Caixa Seguridade (CXSE3)
A companhia registrou lucro líquido de R$ 1,14 bilhão no período, alta de 12,2% em relação a 2025. Com payout de 91,9%, foram anunciados R$ 0,35 por ação, reforçando sua tese de máquina de dividendos. O indicador P/E de 12x e dividend yield de 7,5% mantêm a ação atrativa, apesar da valorização de 29,3% nos últimos 12 meses.
Taesa (TAEE11)
Focada em transmissão de energia, a Taesa reportou lucro regulatório de R$ 192,6 milhões (+2,3%) e EBITDA regulatório de R$ 562,1 milhões, com margem de 85,8%. O crescimento foi impulsionado por novas linhas, como Pitiguari e Tangará. A dívida de R$ 10,2 bilhões (alavancagem de 4,2x o EBITDA) exige atenção, mas o modelo de receita garantida (RAP) sustenta a previsibilidade e um novo dividendo de R$ 0,18 a R$ 0,55, conforme a classe de ação.
Sabesp (SBSP3)
Após a privatização, a Sabesp atingiu lucro líquido de R$ 1,55 bilhão (+32%) e receita ajustada de R$ 6 bilhões (+10,9%), impulsionada por reajustes tarifários e novas ligações. No entanto, o EBITDA ajustado de R$ 3,78 bilhões ficou abaixo da expectativa de analistas (próximo a R$ 4 bilhões), gerando realização de lucros no mercado. A ação negocia com P/E de 12,6x e DY de 2,12%.
Auren Energia (AURE3)
A geradora reportou prejuízo líquido de R$ 601,6 milhões, revertendo lucro de R$ 54 milhões no mesmo período de 2025. O resultado foi pressionado pela menor geração hidroeólica e solar, além de marcação a mercado de contratos futuros — efeito contábil que não impacta diretamente o caixa imediato. O EBITDA ajustado recuou 23,2%, mas a ação acumulou alta de 47,9% no período, com P/BV 22% acima do patrimônio.
Bradesco (BBDC3 e BBDC4)
O banco confirmou a tese de recuperação com lucro recorrente de R$ 6,8 bilhões (+16,1%) e ROE de 15,8% (+1,4 p.p.), alinhado ao consenso de mercado. Apesar de avanços em margens e seguros, ainda opera abaixo da rentabilidade do principal concorrente e enfrenta índices de inadimplência acima de 90 dias em 4,2%. Negocia com P/E de 7,4x e DY de 8,5%, sinalizando desconto relativo ao patrimônio.

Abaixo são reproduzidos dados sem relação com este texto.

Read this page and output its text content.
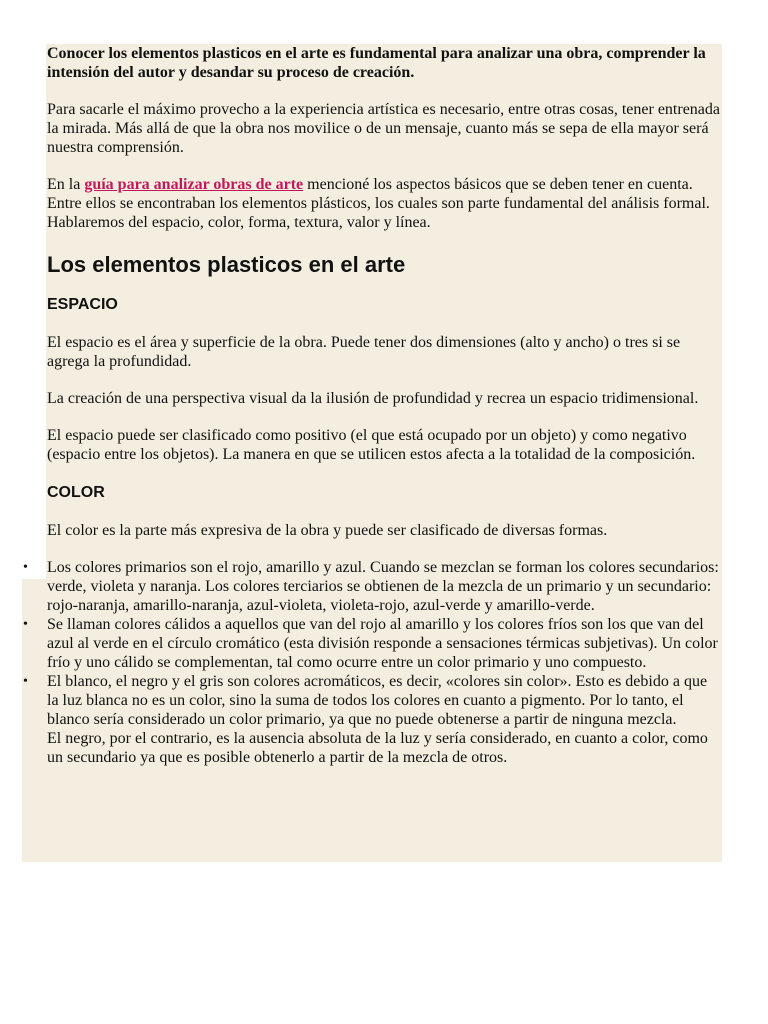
Conocer los elementos plasticos en el arte es fundamental para analizar una obra, comprender la intensión del autor y desandar su proceso de creación.

Para sacarle el máximo provecho a la experiencia artística es necesario, entre otras cosas, tener entrenada la mirada. Más allá de que la obra nos movilice o de un mensaje, cuanto más se sepa de ella mayor será nuestra comprensión.

En la guía para analizar obras de arte mencioné los aspectos básicos que se deben tener en cuenta. Entre ellos se encontraban los elementos plásticos, los cuales son parte fundamental del análisis formal. Hablaremos del espacio, color, forma, textura, valor y línea.

Los elementos plasticos en el arte
ESPACIO

El espacio es el área y superficie de la obra. Puede tener dos dimensiones (alto y ancho) o tres si se agrega la profundidad.

La creación de una perspectiva visual da la ilusión de profundidad y recrea un espacio tridimensional.

El espacio puede ser clasificado como positivo (el que está ocupado por un objeto) y como negativo (espacio entre los objetos). La manera en que se utilicen estos afecta a la totalidad de la composición.

COLOR

El color es la parte más expresiva de la obra y puede ser clasificado de diversas formas.

• Los colores primarios son el rojo, amarillo y azul. Cuando se mezclan se forman los colores secundarios: verde, violeta y naranja. Los colores terciarios se obtienen de la mezcla de un primario y un secundario: rojo-naranja, amarillo-naranja, azul-violeta, violeta-rojo, azul-verde y amarillo-verde.
• Se llaman colores cálidos a aquellos que van del rojo al amarillo y los colores fríos son los que van del azul al verde en el círculo cromático (esta división responde a sensaciones térmicas subjetivas). Un color frío y uno cálido se complementan, tal como ocurre entre un color primario y uno compuesto.
• El blanco, el negro y el gris son colores acromáticos, es decir, «colores sin color». Esto es debido a que la luz blanca no es un color, sino la suma de todos los colores en cuanto a pigmento. Por lo tanto, el blanco sería considerado un color primario, ya que no puede obtenerse a partir de ninguna mezcla.
El negro, por el contrario, es la ausencia absoluta de la luz y sería considerado, en cuanto a color, como un secundario ya que es posible obtenerlo a partir de la mezcla de otros.
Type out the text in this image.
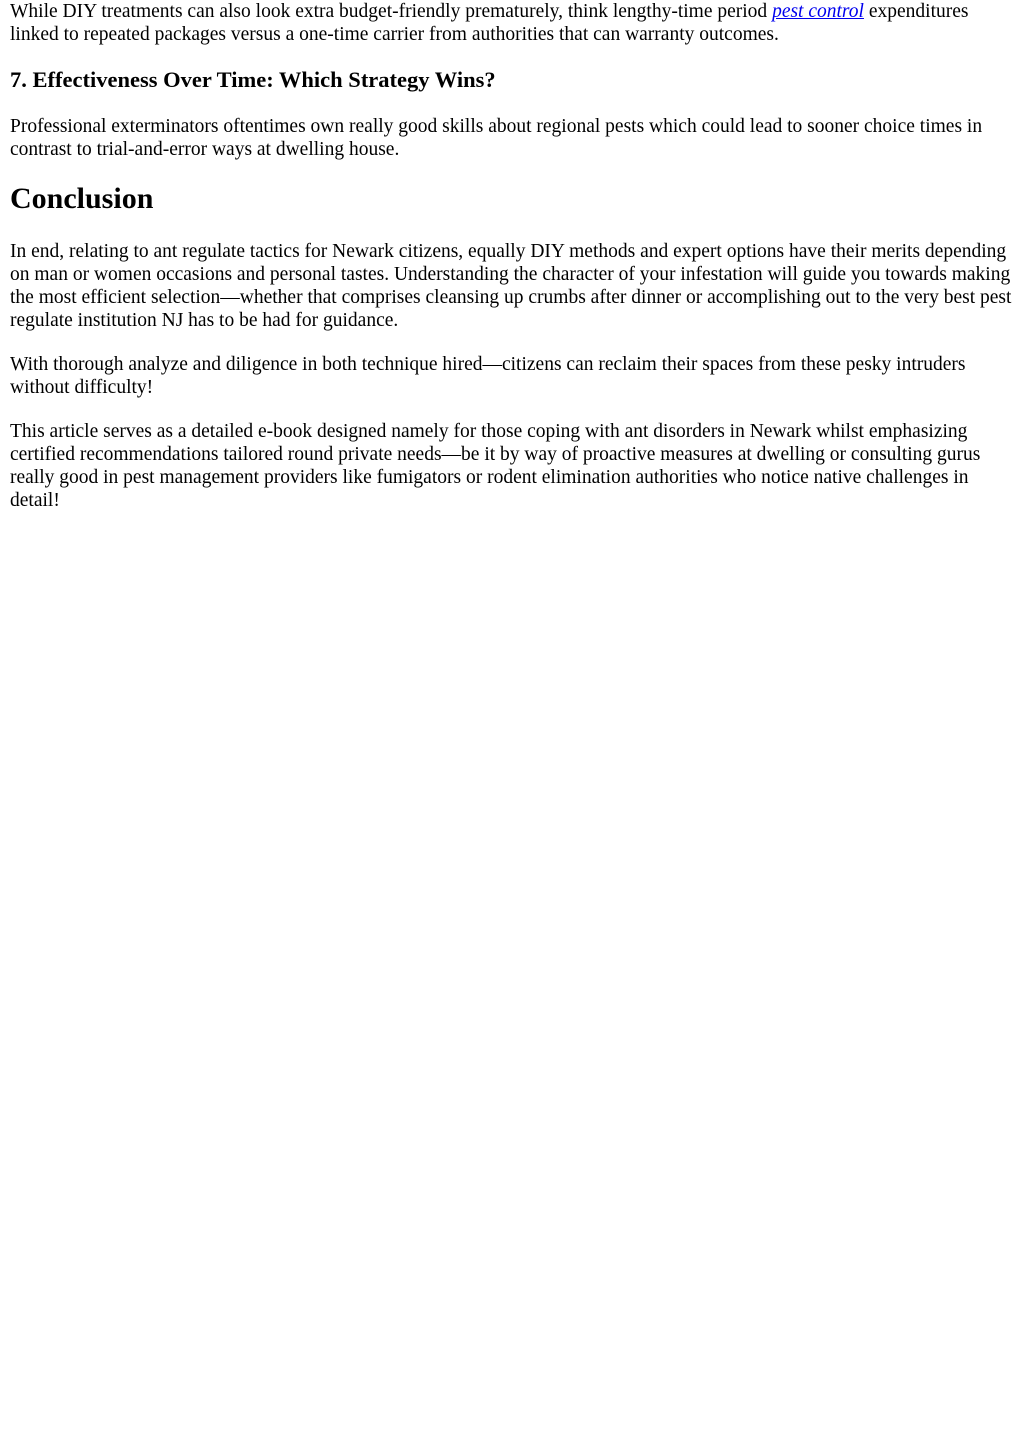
While DIY treatments can also look extra budget-friendly prematurely, think lengthy-time period pest control expenditures linked to repeated packages versus a one-time carrier from authorities that can warranty outcomes.

7. Effectiveness Over Time: Which Strategy Wins?

Professional exterminators oftentimes own really good skills about regional pests which could lead to sooner choice times in contrast to trial-and-error ways at dwelling house.

Conclusion

In end, relating to ant regulate tactics for Newark citizens, equally DIY methods and expert options have their merits depending on man or women occasions and personal tastes. Understanding the character of your infestation will guide you towards making the most efficient selection—whether that comprises cleansing up crumbs after dinner or accomplishing out to the very best pest regulate institution NJ has to be had for guidance.

With thorough analyze and diligence in both technique hired—citizens can reclaim their spaces from these pesky intruders without difficulty!

This article serves as a detailed e-book designed namely for those coping with ant disorders in Newark whilst emphasizing certified recommendations tailored round private needs—be it by way of proactive measures at dwelling or consulting gurus really good in pest management providers like fumigators or rodent elimination authorities who notice native challenges in detail!
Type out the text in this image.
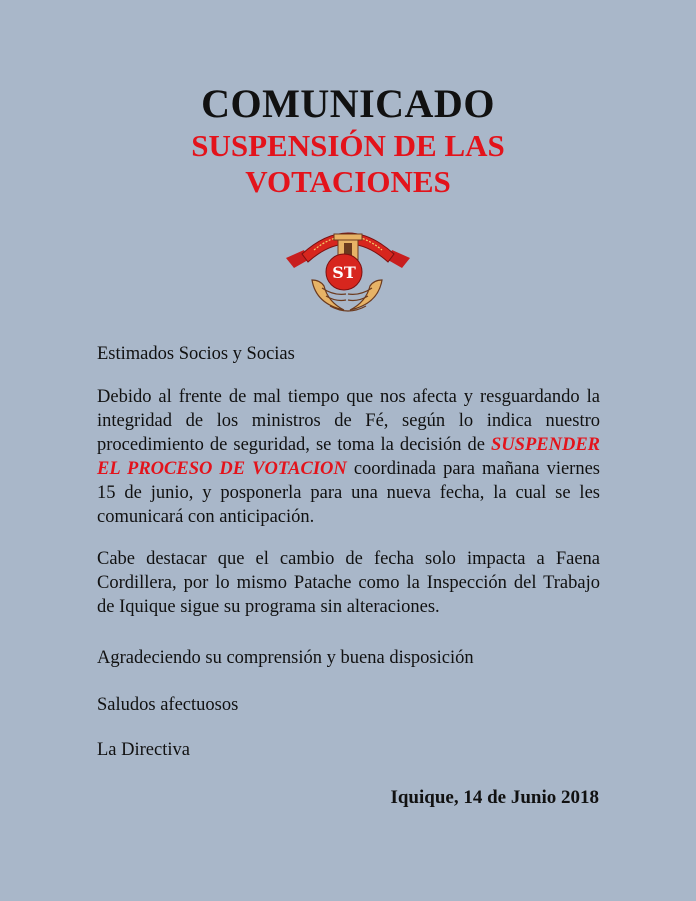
COMUNICADO
SUSPENSIÓN DE LAS VOTACIONES
ST
Estimados Socios y Socias
Debido al frente de mal tiempo que nos afecta y resguardando la integridad de los ministros de Fé, según lo indica nuestro procedimiento de seguridad, se toma la decisión de SUSPENDER EL PROCESO DE VOTACION coordinada para mañana viernes 15 de junio, y posponerla para una nueva fecha, la cual se les comunicará con anticipación.
Cabe destacar que el cambio de fecha solo impacta a Faena Cordillera, por lo mismo Patache como la Inspección del Trabajo de Iquique sigue su programa sin alteraciones.
Agradeciendo su comprensión y buena disposición
Saludos afectuosos
La Directiva
Iquique, 14 de Junio 2018
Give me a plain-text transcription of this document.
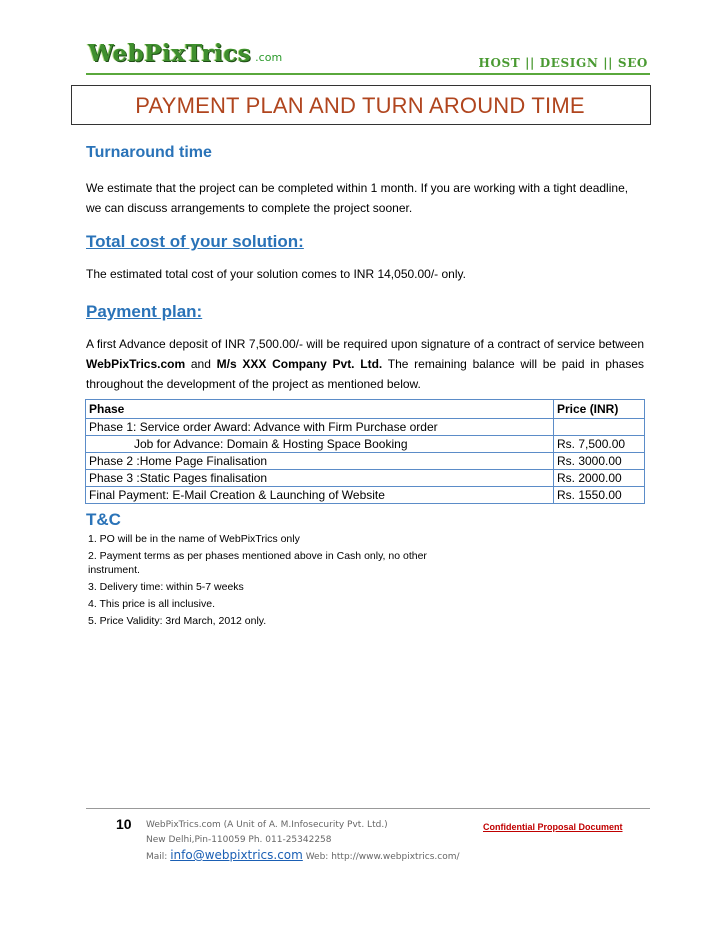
WebPixTrics .com	HOST || DESIGN || SEO
PAYMENT PLAN AND TURN AROUND TIME
Turnaround time
We estimate that the project can be completed within 1 month. If you are working with a tight deadline, we can discuss arrangements to complete the project sooner.
Total cost of your solution:
The estimated total cost of your solution comes to INR 14,050.00/- only.
Payment plan:
A first Advance deposit of INR 7,500.00/- will be required upon signature of a contract of service between WebPixTrics.com and M/s XXX Company Pvt. Ltd. The remaining balance will be paid in phases throughout the development of the project as mentioned below.
Phase	Price (INR)
Phase 1: Service order Award: Advance with Firm Purchase order	
Job for Advance: Domain & Hosting Space Booking	Rs. 7,500.00
Phase 2 :Home Page Finalisation	Rs. 3000.00
Phase 3 :Static Pages finalisation	Rs. 2000.00
Final Payment: E-Mail Creation & Launching of Website	Rs. 1550.00
T&C
1. PO will be in the name of WebPixTrics only
2. Payment terms as per phases mentioned above in Cash only, no other instrument.
3. Delivery time: within 5-7 weeks
4. This price is all inclusive.
5. Price Validity: 3rd March, 2012 only.
10 WebPixTrics.com (A Unit of A. M.Infosecurity Pvt. Ltd.)
New Delhi,Pin-110059 Ph. 011-25342258
Mail: info@webpixtrics.com Web: http://www.webpixtrics.com/
Confidential Proposal Document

O que muda para investidores
O cenário do 1T26 reforça a importância de analisar resultados além do lucro líquido, observando fluxos de caixa, qualidade de crédito e efeitos contábeis, como a marcação a mercado. Empresas com receita regulada e alto payout seguem defensivas em momentos de volatilidade. Já instituições em reestruturação ou expostas a variáveis climáticas exigem monitoramento constante de indicadores operacionais e alavancagem. Estratégias complementares, como o uso de opções para geração de renda recorrente, podem otimizar a alocação em carteiras focadas em dividendos e formação de patrimônio no longo prazo.
Disclaimer: O conteúdo apresentado é meramente informativo e não deve ser considerado como conselho de investimento. Ativo Virtual não se responsabiliza por decisões financeiras tomadas com base nestas informações.